Gośćmi "Tak jest" w TVN24 byli kandydat niezależny Marek Jakubiak oraz szef Unii Pracy Waldemar Witkowski. Notowania obu w sondażach wyborczych wynoszą poniżej jednego procenta. Dlaczego wystartowali, skoro ich szanse na wygraną są tak niewielkie?
- Gdyby człowiek wiedział, że złamie nogę, to by nie chodził. Pewnego rodzaju ryzyko to jest domena naszego życia. Niby dlaczego mielibyśmy nie sprawdzić się w takich wyborach? Samo startowanie w debacie prezydenckiej, branie udziału w kampanii prezydenckiej, to już jest pewnego rodzaju nobilitacja - tłumaczył Marek Jakubiak.
- Jesteśmy z panem Witkowskim w czołówce osób, które traktują Polskę bardzo poważnie. Poprzez swoje poglądy, które głosimy na spotkaniach i wiecach z mieszkańcami, chcemy przekonać do siebie. To jest ciężkie zadanie, ale jednak jest. Kropla drąży skałę - dodał.
"Gdybym mógł mieć dłuższą kampanię, to pewnie ten procent byłby lepszy"
Zdaniem Witkowskiego, "ludzie pracy, emeryci i renciści albo sympatycy Unii Pracy, polskiej lewicy, ale także Krajowej Partii Emerytów i Rencistów uznali, że polska socjaldemokracja, polska lewica z programem propracowniczym, proczłowieczym jest potrzebna". - Gdybym mógł mieć dłuższą kampanię, to pewnie ten procent byłby lepszy, ale kampania rozpoczęła się tydzień temu, więc w przeliczeniu na każdy dzień kampanii myślę, że ten procent jest lepszy niż u wielu innych kandydatów - skomentował.
Przypomnijmy, że Państwowa Komisja Wyborcza początkowo odmówiła rejestracji Waldemara Witkowskiego jako kandydata na prezydenta. Dokonała tego dopiero po tym, jak Izba Kontroli Nadzwyczajnej i Spraw Publicznych Sądu Najwyższego uwzględniła jego skargę. Sędziowie orzekli, iż "nie ma znaczenia, że część podpisów poparcia została złożona w związku z wyborami wyznaczonymi na 10 maja 2020 r., a część – z wyborami wyznaczonymi na 28 czerwca 2020 r. Istotne jest, że kandydat wykazał się łącznie poparciem ponad 100 000 obywateli".

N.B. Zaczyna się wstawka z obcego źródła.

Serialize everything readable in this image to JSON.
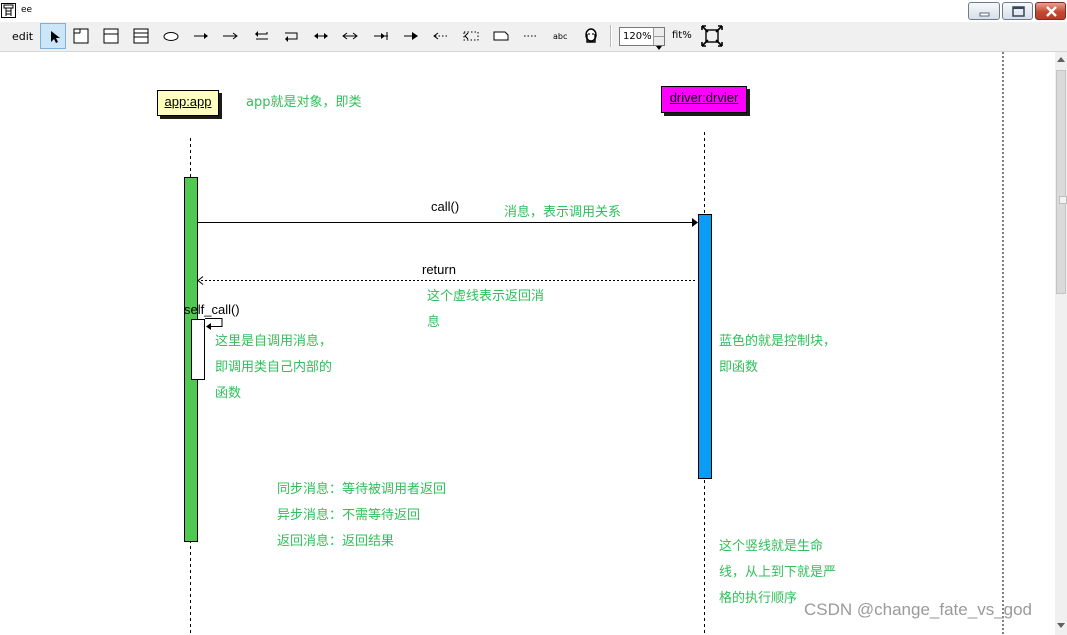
{
  "window": {
    "title": "ee",
    "controls": [
      "minimize-icon",
      "maximize-icon",
      "close-icon"
    ]
  },
  "toolbar": {
    "edit_label": "edit",
    "tools": [
      "select-arrow-icon",
      "object-box-icon",
      "class-box-icon",
      "list-box-icon",
      "ellipse-icon",
      "sync-message-icon",
      "async-message-icon",
      "return-left-icon",
      "self-return-icon",
      "bidirectional-icon",
      "bidirectional-open-icon",
      "reverse-arrow-icon",
      "open-arrow-icon",
      "dotted-left-icon",
      "dotted-box-icon",
      "note-icon",
      "dots-icon",
      "text-abc-icon",
      "person-icon"
    ],
    "abc_label": "abc",
    "zoom_value": "120%",
    "fit_label": "fit%"
  },
  "diagram": {
    "objects": {
      "app": "app:app",
      "driver": "driver:drvier"
    },
    "messages": {
      "call": "call()",
      "return": "return",
      "self_call": "self_call()"
    },
    "notes": {
      "object_note": "app就是对象，即类",
      "message_note": "消息，表示调用关系",
      "return_note": [
        "这个虚线表示返回消",
        "息"
      ],
      "self_call_note": [
        "这里是自调用消息，",
        "即调用类自己内部的",
        "函数"
      ],
      "control_note": [
        "蓝色的就是控制块，",
        "即函数"
      ],
      "message_types": [
        "同步消息：等待被调用者返回",
        "异步消息：不需等待返回",
        "返回消息：返回结果"
      ],
      "lifeline_note": [
        "这个竖线就是生命",
        "线，从上到下就是严",
        "格的执行顺序"
      ]
    },
    "colors": {
      "app_activation": "#4fc94f",
      "driver_activation": "#0b9cf5",
      "app_object": "#ffffc0",
      "driver_object": "#ff00ff",
      "note_text": "#2fbf5a"
    }
  },
  "watermark": "CSDN @change_fate_vs_god"
}
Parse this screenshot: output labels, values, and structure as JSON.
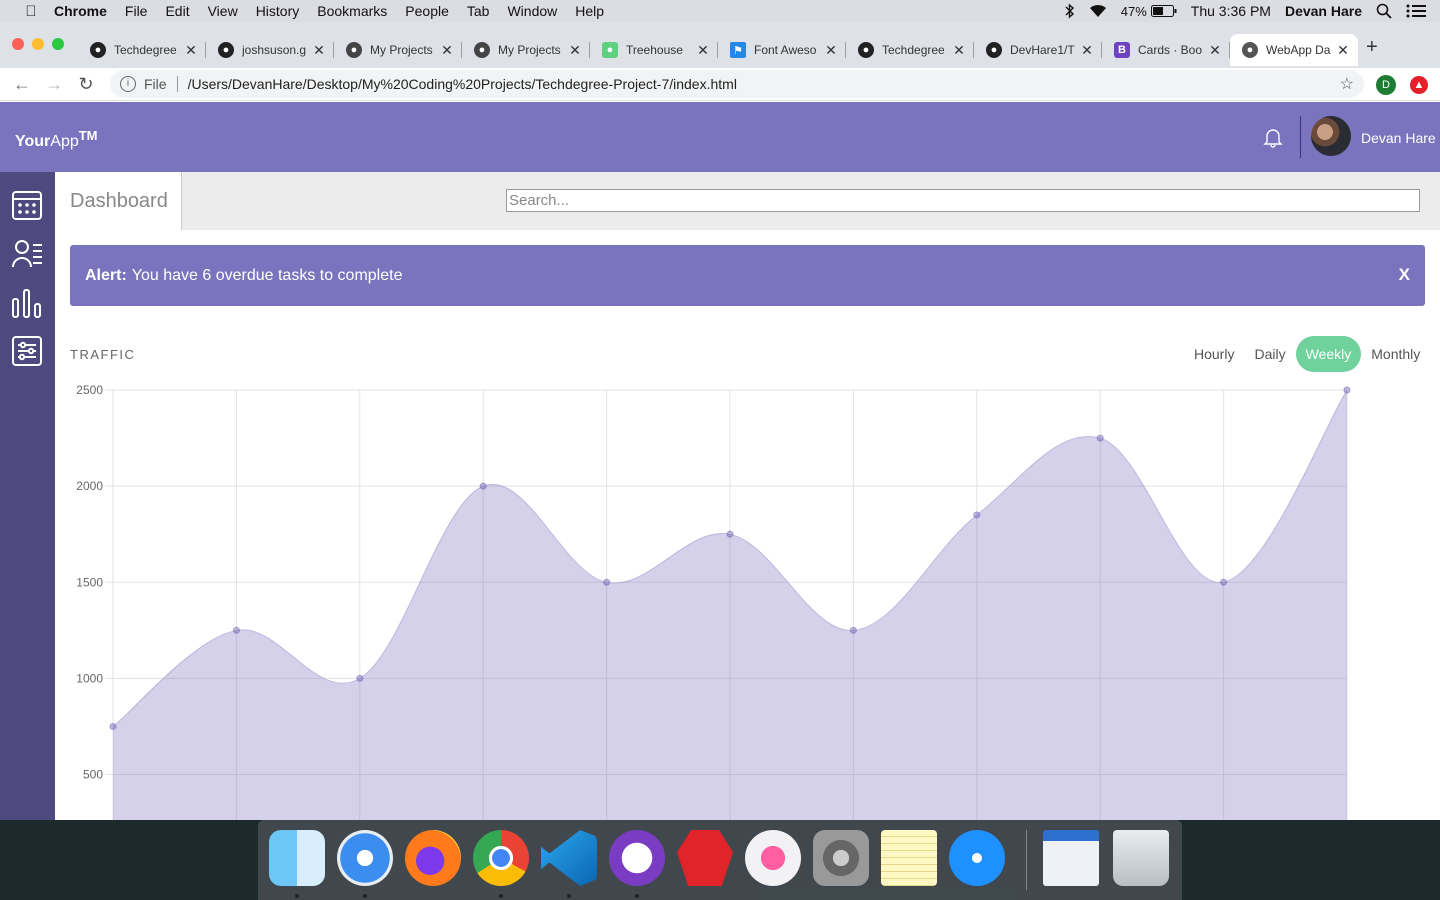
{
  "menubar": {
    "app": "Chrome",
    "items": [
      "File",
      "Edit",
      "View",
      "History",
      "Bookmarks",
      "People",
      "Tab",
      "Window",
      "Help"
    ],
    "battery": "47%",
    "clock": "Thu 3:36 PM",
    "user": "Devan Hare"
  },
  "browser": {
    "tabs": [
      {
        "title": "Techdegree",
        "icon": "github-icon"
      },
      {
        "title": "joshsuson.g",
        "icon": "github-icon"
      },
      {
        "title": "My Projects",
        "icon": "globe-icon"
      },
      {
        "title": "My Projects",
        "icon": "globe-icon"
      },
      {
        "title": "Treehouse",
        "icon": "treehouse-icon"
      },
      {
        "title": "Font Aweso",
        "icon": "flag-icon"
      },
      {
        "title": "Techdegree",
        "icon": "github-icon"
      },
      {
        "title": "DevHare1/T",
        "icon": "github-icon"
      },
      {
        "title": "Cards · Boo",
        "icon": "bootstrap-icon"
      },
      {
        "title": "WebApp Da",
        "icon": "globe-icon"
      }
    ],
    "close_glyph": "✕",
    "scheme": "File",
    "url": "/Users/DevanHare/Desktop/My%20Coding%20Projects/Techdegree-Project-7/index.html",
    "profile_initial": "D"
  },
  "app": {
    "logo_bold": "Your",
    "logo_rest": "App",
    "logo_sup": "TM",
    "username": "Devan Hare",
    "page_tab": "Dashboard",
    "search_placeholder": "Search...",
    "alert": {
      "label": "Alert:",
      "message": "You have 6 overdue tasks to complete",
      "close": "X"
    },
    "traffic": {
      "title": "TRAFFIC",
      "ranges": [
        "Hourly",
        "Daily",
        "Weekly",
        "Monthly"
      ],
      "active_range": "Weekly"
    }
  },
  "colors": {
    "header": "#7a73bd",
    "sidebar": "#4e4a80",
    "active_pill": "#6fd19b",
    "chart_fill": "rgba(116,103,185,0.3)"
  },
  "chart_data": {
    "type": "area",
    "title": "",
    "xlabel": "",
    "ylabel": "",
    "x": [
      0,
      1,
      2,
      3,
      4,
      5,
      6,
      7,
      8,
      9,
      10
    ],
    "values": [
      750,
      1250,
      1000,
      2000,
      1500,
      1750,
      1250,
      1850,
      2250,
      1500,
      2500
    ],
    "yticks": [
      500,
      1000,
      1500,
      2000,
      2500
    ],
    "ylim": [
      0,
      2500
    ],
    "grid": true,
    "smooth": true
  },
  "dock": {
    "apps": [
      "finder-icon",
      "safari-icon",
      "firefox-icon",
      "chrome-icon",
      "vscode-icon",
      "github-desktop-icon",
      "brave-icon",
      "music-icon",
      "system-preferences-icon",
      "notes-icon",
      "app-store-icon",
      "screenshot-icon",
      "trash-icon"
    ]
  }
}
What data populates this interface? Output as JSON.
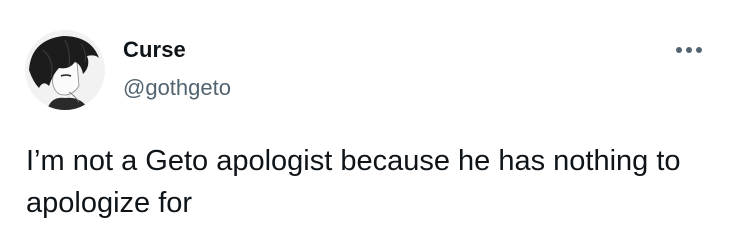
{
  "author": {
    "display_name": "Curse",
    "handle": "@gothgeto",
    "avatar_icon": "anime-avatar"
  },
  "actions": {
    "more_icon": "ellipsis-icon"
  },
  "tweet": {
    "text": "I’m not a Geto apologist because he has nothing to apologize for"
  },
  "colors": {
    "text_primary": "#0f1419",
    "text_secondary": "#536471",
    "background": "#ffffff"
  }
}
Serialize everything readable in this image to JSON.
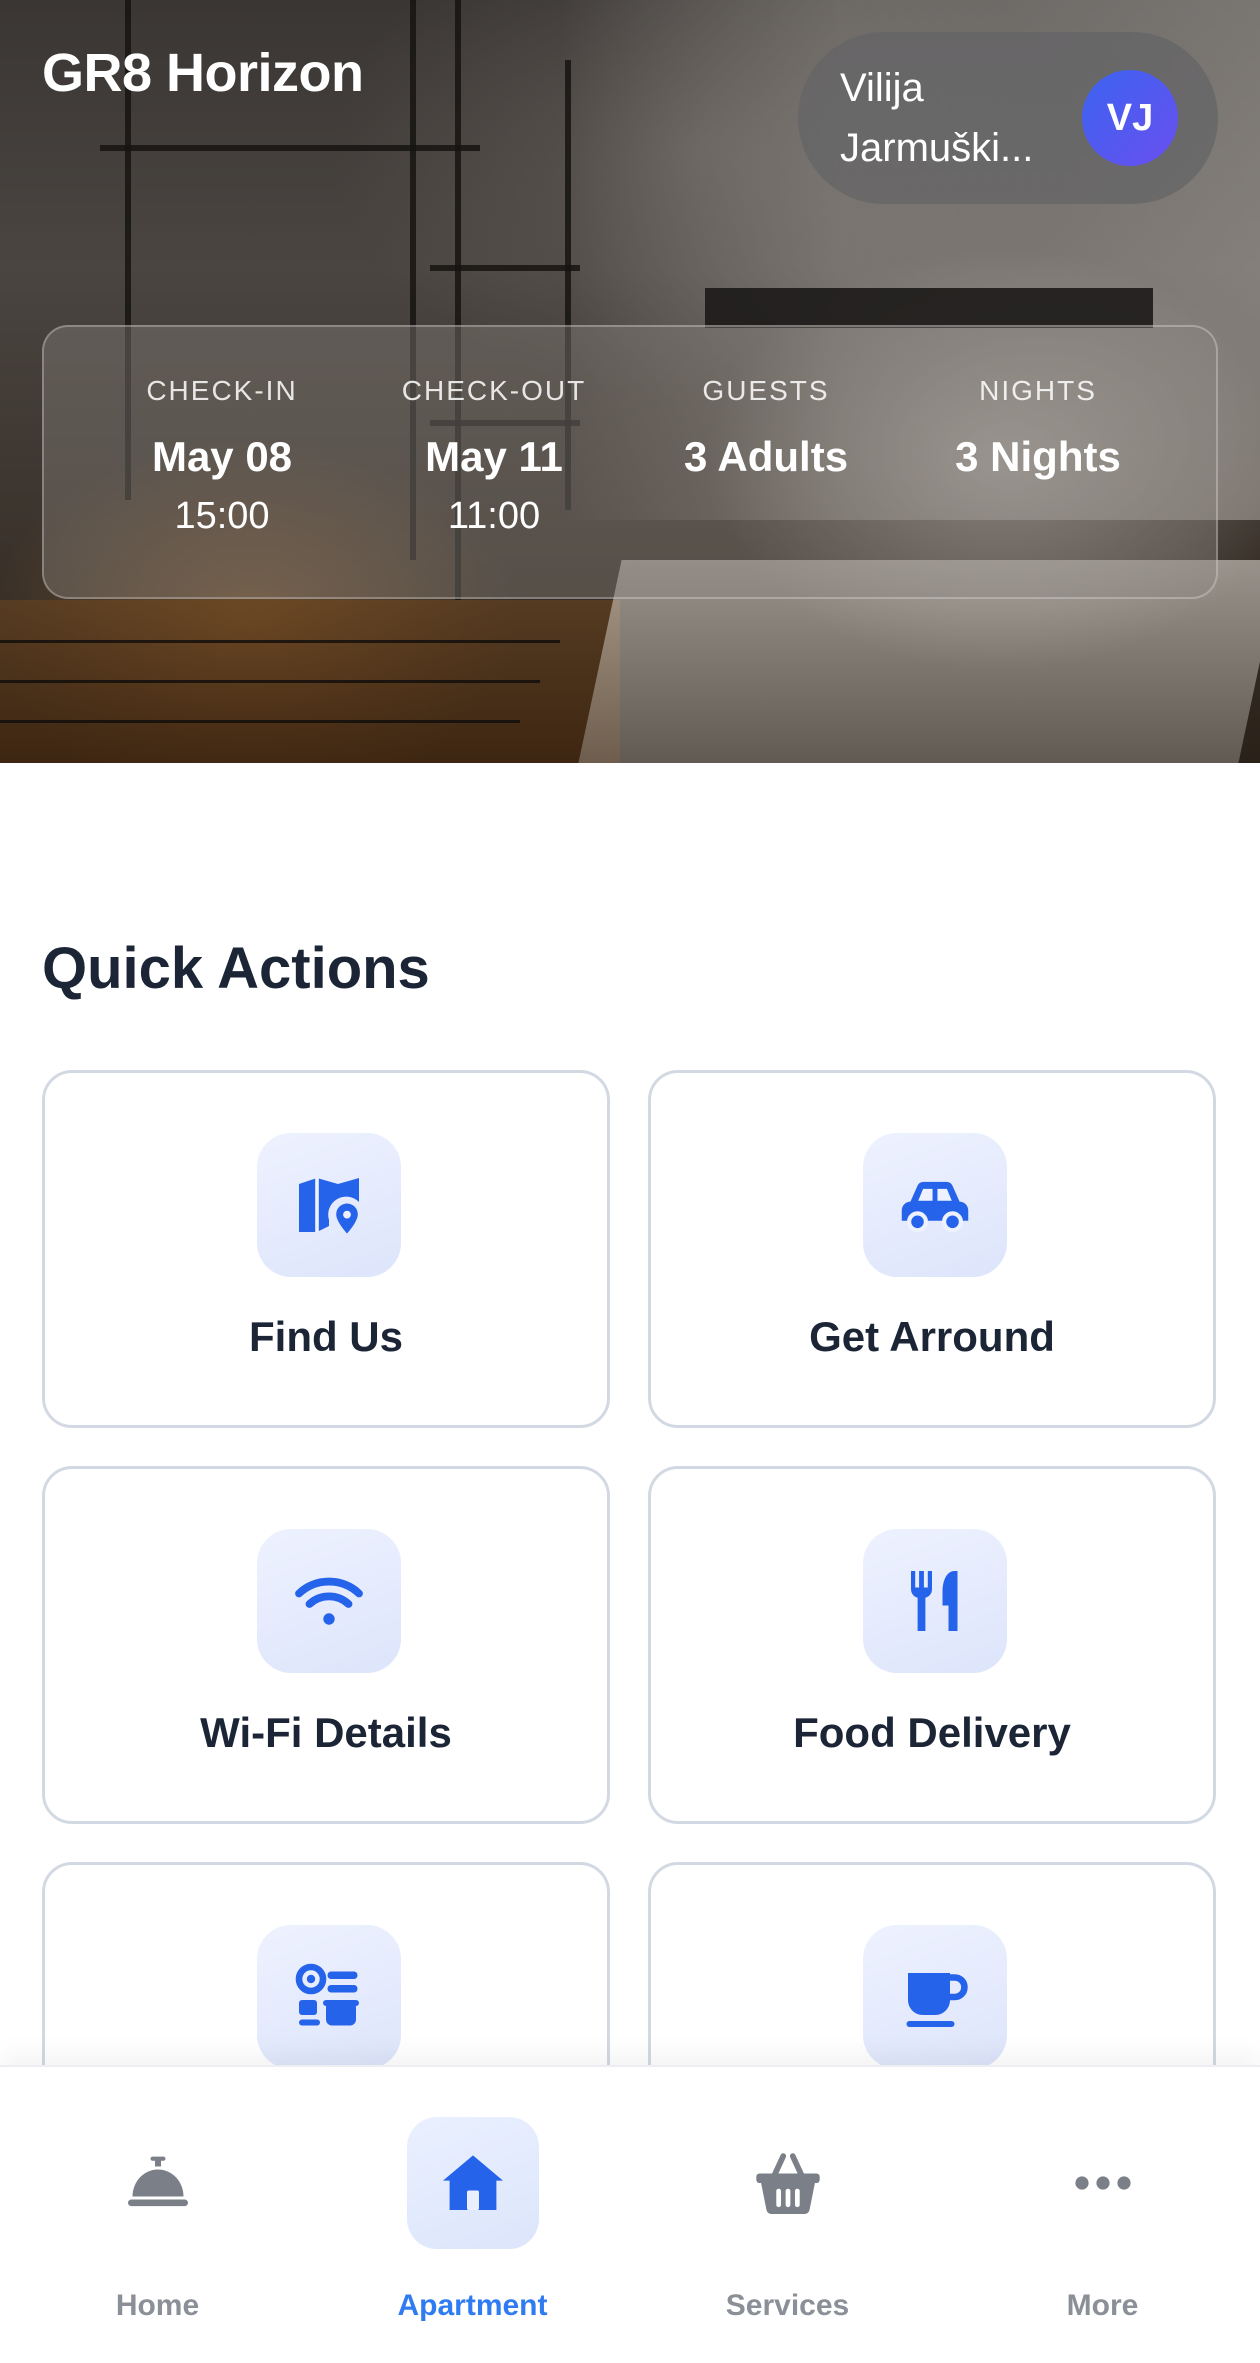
{
  "header": {
    "hotel_name": "GR8 Horizon",
    "user_first": "Vilija",
    "user_last": "Jarmuški...",
    "avatar_initials": "VJ"
  },
  "stay": [
    {
      "label": "CHECK-IN",
      "value": "May 08",
      "time": "15:00"
    },
    {
      "label": "CHECK-OUT",
      "value": "May 11",
      "time": "11:00"
    },
    {
      "label": "GUESTS",
      "value": "3 Adults",
      "time": ""
    },
    {
      "label": "NIGHTS",
      "value": "3 Nights",
      "time": ""
    }
  ],
  "quick_actions": {
    "title": "Quick Actions",
    "items": [
      {
        "label": "Find Us",
        "icon": "map-pin-icon"
      },
      {
        "label": "Get Arround",
        "icon": "car-icon"
      },
      {
        "label": "Wi-Fi Details",
        "icon": "wifi-icon"
      },
      {
        "label": "Food Delivery",
        "icon": "utensils-icon"
      },
      {
        "label": "",
        "icon": "kitchen-appliances-icon"
      },
      {
        "label": "",
        "icon": "coffee-cup-icon"
      }
    ]
  },
  "bottom_nav": {
    "items": [
      {
        "label": "Home",
        "icon": "bell-icon"
      },
      {
        "label": "Apartment",
        "icon": "house-icon"
      },
      {
        "label": "Services",
        "icon": "basket-icon"
      },
      {
        "label": "More",
        "icon": "more-icon"
      }
    ],
    "active": "Apartment"
  },
  "colors": {
    "accent": "#2f7bf2",
    "icon_blue": "#2563eb",
    "heading": "#1b2536",
    "nav_inactive": "#8a8f98"
  }
}
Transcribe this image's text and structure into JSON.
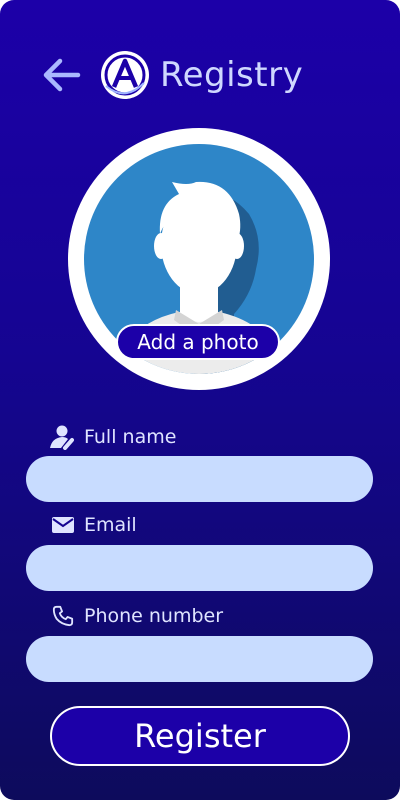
{
  "header": {
    "title": "Registry",
    "back_icon": "arrow-left-icon",
    "logo_icon": "registry-logo-icon"
  },
  "avatar": {
    "icon": "user-silhouette-icon",
    "add_photo_label": "Add a photo"
  },
  "form": {
    "fields": [
      {
        "label": "Full name",
        "icon": "user-icon",
        "value": "",
        "placeholder": ""
      },
      {
        "label": "Email",
        "icon": "envelope-icon",
        "value": "",
        "placeholder": ""
      },
      {
        "label": "Phone number",
        "icon": "phone-icon",
        "value": "",
        "placeholder": ""
      }
    ],
    "submit_label": "Register"
  },
  "colors": {
    "background_top": "#1c00a8",
    "background_bottom": "#0d0b5c",
    "input_fill": "#c8dcff",
    "avatar_fill": "#2e86c8",
    "accent": "#1c00a8"
  }
}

- Jeszcze mamy parę dni i być może więcej ludzi będzie wiedziało, że startuje człowiek polskiej lewicy, socjaldemokrata, z wykształcenia inżynier, solidny Wielkopolanin - dodał Witkowski w programie "Tak jest".
"Wszelką pomoc i transfery socjalne na rzecz dzieci będę popierał"
Co myślą o 500 plus i innych socjalnych transferach PiS?
Jakubiak ocenił, że "jeżeli chodzi o programy socjalne, to one powinny trafiać do tych, którzy ich potrzebują w ramach solidarnego państwa". - Ja brałem udział jako poseł w procedowaniu tej ustawy i pamiętam, jak mówiło się o tym, że głównym powodem 500 plus jest prokreacja, pewnego rodzaju sposób na zwiększanie populacji Rzeczypospolitej. Wtedy do tego programu ochoczo przystąpiliśmy, w tym i ja - wspominał.
Witkowski zapewnił, że "wszelką pomoc i transfery socjalne na rzecz dzieci" będzie popierał. - Każdą taką ustawę podpiszę. Jestem przeciwko stygmatyzacji dzieci. W latach 2001-2006, będąc wicewojewodą i nadzorując sprawy społeczne widziałem, jaka krzywda dzieje się dzieciom z biednych rodzin, dzieciom porzuconym, ale także tym, które przebywają w domach dziecka, które szukały szczęścia. A często rodzice pozbywali się tych dzieci, bo nie stać ich było na ich utrzymanie - powiedział.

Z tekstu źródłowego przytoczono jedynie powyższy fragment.